Researchers are using observations from Curiosity to paint a picture of Mars as a watery world, and there’s no shortage of evidence to support it. As NASA’s Jet Propulsion Laboratory highlights, a new paper published in Nature Geoscience uses the layers of sediment that make up the towering structure within the crater, known as Mount Sharp, to estimate when the climate of the Red Planet changed.
The Gale Crater is a perfect place for scientists to try to look back in time. On a much wetter Mars, researchers believe water flowed into the crater, building up and then drying up over and over again. Each time it happened, the sediment carried into the crater by flowing water formed a new layer. Winds that carved the peak of Mount Sharp have exposed these layers and now those layers offer clues about the history of the planet’s climate.

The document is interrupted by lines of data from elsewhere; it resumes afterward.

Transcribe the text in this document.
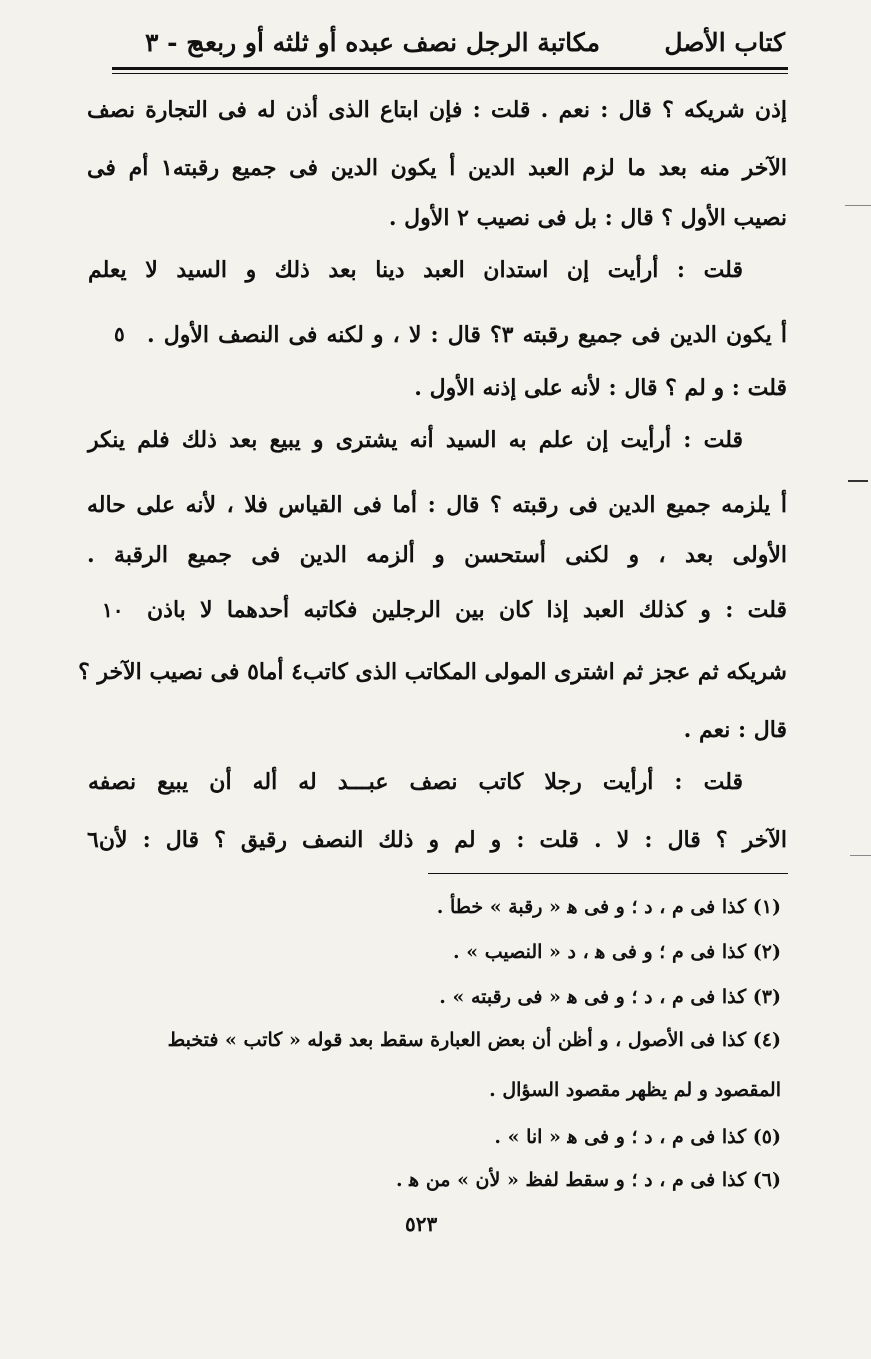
كتاب الأصل
مكاتبة الرجل نصف عبده أو ثلثه أو ربعه
ج - ٣
إذن شريكه ؟ قال : نعم . قلت : فإن ابتاع الذى أذن له فى التجارة نصف
الآخر منه بعد ما لزم العبد الدين أ يكون الدين فى جميع رقبته١ أم فى
نصيب الأول ؟ قال : بل فى نصيب ٢ الأول .
قلت : أرأيت إن استدان العبد دينا بعد ذلك و السيد لا يعلم
أ يكون الدين فى جميع رقبته ٣؟ قال : لا ، و لكنه فى النصف الأول .
قلت : و لم ؟ قال : لأنه على إذنه الأول .
قلت : أرأيت إن علم به السيد أنه يشترى و يبيع بعد ذلك فلم ينكر
أ يلزمه جميع الدين فى رقبته ؟ قال : أما فى القياس فلا ، لأنه على حاله
الأولى بعد ، و لكنى أستحسن و ألزمه الدين فى جميع الرقبة .
قلت : و كذلك العبد إذا كان بين الرجلين فكاتبه أحدهما لا باذن
شريكه ثم عجز ثم اشترى المولى المكاتب الذى كاتب٤ أما٥ فى نصيب الآخر ؟
قال : نعم .
قلت : أرأيت رجلا كاتب نصف عبـــد له أله أن يبيع نصفه
الآخر ؟ قال : لا . قلت : و لم و ذلك النصف رقيق ؟ قال : لأن٦
٥
١٠
(١) كذا فى م ، د ؛ و فى ﻫ « رقبة » خطأ .
(٢) كذا فى م ؛ و فى ﻫ ، د « النصيب » .
(٣) كذا فى م ، د ؛ و فى ﻫ « فى رقبته » .
(٤) كذا فى الأصول ، و أظن أن بعض العبارة سقط بعد قوله « كاتب » فتخبط
المقصود و لم يظهر مقصود السؤال .
(٥) كذا فى م ، د ؛ و فى ﻫ « انا » .
(٦) كذا فى م ، د ؛ و سقط لفظ « لأن » من ﻫ .
٥٢٣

Figuring out when Mars was wet, and for how long, can give scientists an idea of when life may have existed on the planet. If surface conditions were warm enough for liquid water for an extended period of time means that life would have had a chance to take root.
“We went to Gale Crater because it preserves this unique record of a changing Mars,” Caltech’s William Rapin, lead author of the research, said in a statement. “Understanding when and how the planet’s climate started evolving is a piece of another puzzle: When and how long was Mars capable of supporting microbial life at the surface?”
We’re certainly not to a point where we can say that life definitely existed on Mars, but we’re getting closer. When that day comes, studies like this one could tell us what the planet was like for those organisms.